Yeah, the bubble wrap hand really isn’t good enough. I’ll normally forgive terrible special effects in old Doctor Who, because it’s old Doctor Who – the chewit monsters in Invasion of the Dinosaurs are fine; we know what they’re meant to be – but here it’s not actually clear what we’re even meant to be looking at. Just rubbish.
The Ark in Space, Part Three
The PA announcements are a brilliant way of conveying information, creepilyy. Also, one of them is Orac. Cool. [Peter Tuddenham would later voice a sulky computer in Blake’s 7.]
Harry is a massive sexist. Pity, I rather liked him til just then.
Noah is the worst actor we’ve seen in a major role in ages. Which is depressing. I quite like the guy who keeps wishing that they hadn’t bothered with the ark and had just burned to death on Earth, that’d be better wouldn’t it.

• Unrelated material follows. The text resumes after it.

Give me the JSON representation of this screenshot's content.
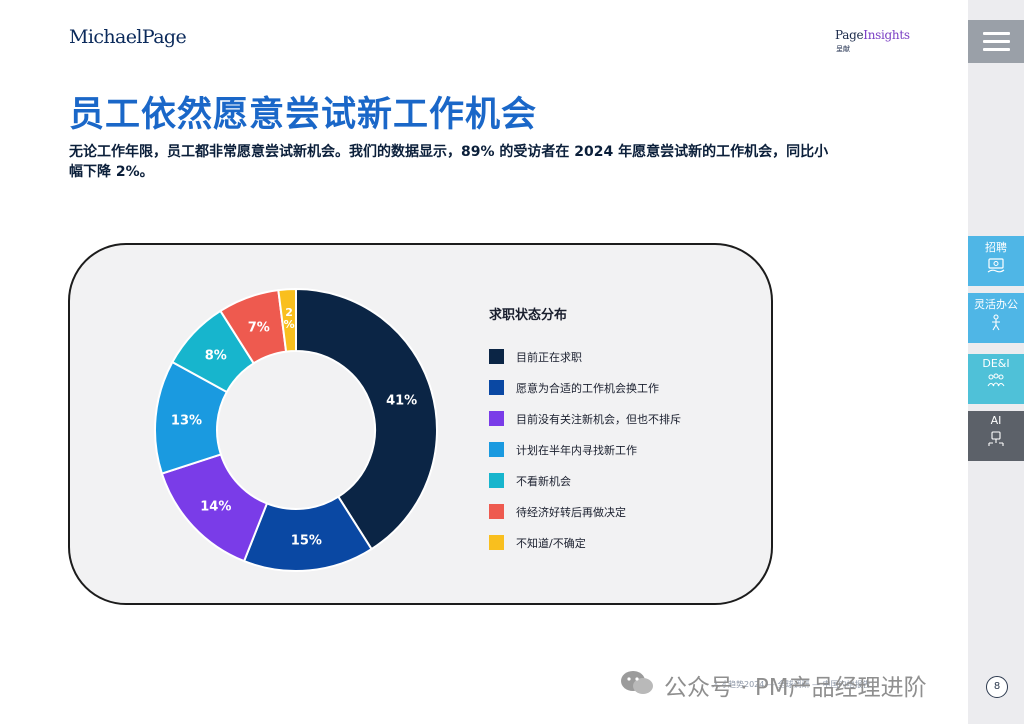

The effects are a real problem here, in a way they’re generally not for me with old Who. I wonder why? But for once I’m just not able to see past the fact it’s obviously bubble wrap painted green.
Anyway, it’s rather letting the side down, after I really enjoyed part one.
The Ark in Space, Part Four
Very influential episode this. The bit in the space shuttle where they gas the wirrn as they try to get in clearly influenced Waters of Mars; the miserable one twatting the Doctor so he can sacrifice himself is Forest of the Dead. Oh, and the Doctor mocking Sarah Jane because he realises it’ll get a better response from her than coaxing her gently is The Curse of Fenric.
Robert Holmes really doesn’t know that Andromeda is a whole galaxy away does he, he just likes the word. Fair enough.
There’s something interesting about the way the humans destroyed the wirrn’s breeding grounds and that they used to feed on cows (ooh! Like the Vasta Nerada; Library again). Also that their plan isn’t just to eat humans but to absorb the knowledge of humanity. But all that feels under-explored.
Vira picking up the phone and saying, “Nerva station” as if it might be Marjorie down the road is oddly hilarious.
Anyway. Hugely influential, some nice images and some good ideas, but felt slightly undercooked for Holmes? Maybe it’s just me.
Definitely my second favourite story set on Nerva Beacon.
I experienced this as Target first, video/DVD second, and it’s the tonal difference between them that makes the the tv version oddly unengaging. After the full-on body horror of the book, I never warmed to the rather clinical SF of the transmitted story. And yes, the bubblewrap, totally immobile Wirrrn and sleeping-bag grub don’t sell any of the monster’s iterations. Even one that properly worked would have helped.